Some days I wonder about the human race.  Are we here to hinder one another or are we here to help each other? 

There appear to be some people who seem to take great delight in just making things harder for everybody else.

Train ticket collectors for example.  Not the ones who go through the train checking or selling tickets - I generally find them to be ok.  No I mean the mean ones standing at the gate in full regalia.  When their uniform has gone to their head.   Isn't it a given that when travelling - a person is often a bit stressed, with crowds to fight through, bags to (wo)manhandle,  trains to catch, connections to make (other trains to catch).  Stifling, sweaty, dirty airless air to negotiate.  And then you get to the gate, the collector is talking with a colleague and pretends not to notice the queue forming and finally: "You can't use this ticket before 10.30" or "Just you wait a moment" or "Where's the other part of your ticket" and "Why don't you just lick my boots and then I might let you through" (I made that up).

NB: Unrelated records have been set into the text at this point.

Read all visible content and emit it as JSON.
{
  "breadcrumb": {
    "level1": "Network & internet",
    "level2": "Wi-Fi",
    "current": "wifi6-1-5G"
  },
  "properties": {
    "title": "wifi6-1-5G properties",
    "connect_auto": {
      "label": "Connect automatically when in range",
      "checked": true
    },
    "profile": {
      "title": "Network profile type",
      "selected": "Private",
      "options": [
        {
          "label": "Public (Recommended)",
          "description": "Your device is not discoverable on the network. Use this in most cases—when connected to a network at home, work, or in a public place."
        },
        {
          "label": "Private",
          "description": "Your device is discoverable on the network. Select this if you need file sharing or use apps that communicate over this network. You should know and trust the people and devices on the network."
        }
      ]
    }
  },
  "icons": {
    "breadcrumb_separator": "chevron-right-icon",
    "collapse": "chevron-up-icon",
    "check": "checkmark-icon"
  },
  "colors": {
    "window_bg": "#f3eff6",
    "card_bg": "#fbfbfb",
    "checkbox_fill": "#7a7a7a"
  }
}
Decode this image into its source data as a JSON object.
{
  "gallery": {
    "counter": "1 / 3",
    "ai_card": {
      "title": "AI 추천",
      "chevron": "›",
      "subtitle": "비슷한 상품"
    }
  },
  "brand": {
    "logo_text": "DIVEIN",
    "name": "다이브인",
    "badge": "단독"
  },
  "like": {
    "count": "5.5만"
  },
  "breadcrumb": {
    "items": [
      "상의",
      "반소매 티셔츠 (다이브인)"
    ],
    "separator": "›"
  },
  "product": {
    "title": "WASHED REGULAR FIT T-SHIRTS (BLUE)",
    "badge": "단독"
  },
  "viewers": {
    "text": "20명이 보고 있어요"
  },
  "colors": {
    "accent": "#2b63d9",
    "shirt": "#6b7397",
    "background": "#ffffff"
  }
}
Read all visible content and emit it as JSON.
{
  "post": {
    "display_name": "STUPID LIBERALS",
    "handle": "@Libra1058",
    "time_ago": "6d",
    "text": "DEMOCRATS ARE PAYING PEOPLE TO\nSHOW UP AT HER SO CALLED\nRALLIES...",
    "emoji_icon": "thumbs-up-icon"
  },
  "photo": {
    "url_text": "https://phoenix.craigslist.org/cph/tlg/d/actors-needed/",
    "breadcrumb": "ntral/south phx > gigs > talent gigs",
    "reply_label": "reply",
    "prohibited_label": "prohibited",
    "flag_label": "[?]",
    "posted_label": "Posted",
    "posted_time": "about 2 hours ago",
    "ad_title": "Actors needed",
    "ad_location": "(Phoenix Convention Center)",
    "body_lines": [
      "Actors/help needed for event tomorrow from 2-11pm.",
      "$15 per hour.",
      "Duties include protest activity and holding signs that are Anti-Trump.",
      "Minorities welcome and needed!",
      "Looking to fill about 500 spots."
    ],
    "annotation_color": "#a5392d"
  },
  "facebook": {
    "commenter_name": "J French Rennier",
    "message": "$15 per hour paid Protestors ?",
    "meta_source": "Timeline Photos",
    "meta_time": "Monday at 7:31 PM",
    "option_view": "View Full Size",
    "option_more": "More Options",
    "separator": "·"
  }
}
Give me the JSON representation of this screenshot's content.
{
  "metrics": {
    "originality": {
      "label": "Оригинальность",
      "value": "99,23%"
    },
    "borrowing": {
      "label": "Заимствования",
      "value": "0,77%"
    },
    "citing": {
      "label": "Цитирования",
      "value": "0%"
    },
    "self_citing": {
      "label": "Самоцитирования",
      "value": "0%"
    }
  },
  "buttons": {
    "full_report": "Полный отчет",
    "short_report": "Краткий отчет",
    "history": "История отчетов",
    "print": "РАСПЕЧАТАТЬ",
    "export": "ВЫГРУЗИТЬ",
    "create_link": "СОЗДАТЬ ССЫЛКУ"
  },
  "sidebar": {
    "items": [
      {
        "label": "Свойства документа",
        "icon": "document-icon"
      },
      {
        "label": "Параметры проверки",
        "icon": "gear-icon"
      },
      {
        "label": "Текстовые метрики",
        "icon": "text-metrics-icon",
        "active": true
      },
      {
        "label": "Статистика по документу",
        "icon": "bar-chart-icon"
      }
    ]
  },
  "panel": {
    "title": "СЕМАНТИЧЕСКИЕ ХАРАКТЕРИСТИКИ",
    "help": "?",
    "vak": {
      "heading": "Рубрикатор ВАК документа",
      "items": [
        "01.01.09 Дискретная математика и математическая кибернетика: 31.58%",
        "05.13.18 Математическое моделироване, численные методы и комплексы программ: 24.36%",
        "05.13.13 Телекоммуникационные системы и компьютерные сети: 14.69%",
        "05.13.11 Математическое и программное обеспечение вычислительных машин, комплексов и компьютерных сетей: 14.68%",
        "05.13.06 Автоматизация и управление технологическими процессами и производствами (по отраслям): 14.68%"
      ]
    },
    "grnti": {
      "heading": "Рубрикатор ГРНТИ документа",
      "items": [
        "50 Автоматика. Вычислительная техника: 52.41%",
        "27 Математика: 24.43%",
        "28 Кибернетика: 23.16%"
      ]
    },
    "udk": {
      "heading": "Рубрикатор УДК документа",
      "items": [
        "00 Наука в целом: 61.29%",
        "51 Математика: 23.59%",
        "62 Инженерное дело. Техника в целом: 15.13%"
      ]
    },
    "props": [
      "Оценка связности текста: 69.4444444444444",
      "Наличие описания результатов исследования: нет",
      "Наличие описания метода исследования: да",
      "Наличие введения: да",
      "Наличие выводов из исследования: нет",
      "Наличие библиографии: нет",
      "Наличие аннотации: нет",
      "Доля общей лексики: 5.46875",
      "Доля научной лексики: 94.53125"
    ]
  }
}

Anyway they are can't people.  I met another one today in a charity shop of all places (usually they are brilliant people) - no I was not buying the duck.   I tried to buy a collection of piano music using a £2 coin given to me by another charity shop (still not the duck) - the lady wasn't having any of it "I can't take that it doesn't look real - it's too shiny".


My parents are brilliant - "there is no such thing as can't" we learned early on (go back to previous post of Seven Sisters 'Exfoliation' - they were used to the underground looking like that - ticket collectors were pleasant, friendly people then) and they brought us lot up to be fairly decent people (no easy task).  However, I discovered that in their younger days they'd gone to Paris and to the Folies Bergere.  Hmmmm.  I have a superb pair of brass theatre glasses given to me by Mum that I am convinced still has one of Dad's eyelashes glued to it from that time. 

Josephine Baker in her banana dress probably wasn't there then as they are not THAT old.  Although she might have been because she was definitely a can person.   Ms Baker was a tour de force in her time, apart from working in the Folies Bergere and Vaudeville she was active in the US Civil Rights Movement, was given a Medal of Honour for her work in the French Resistance and was adored by Picasso, Hemingway, EE Cummings, Alexander Calder and Castro to name a tiny few.

Just up the road at the Moulin Rouge the CanCan was in full swing.  It wasn't just the absinthe, they also had their own spirit.  No Edible Panties needed there.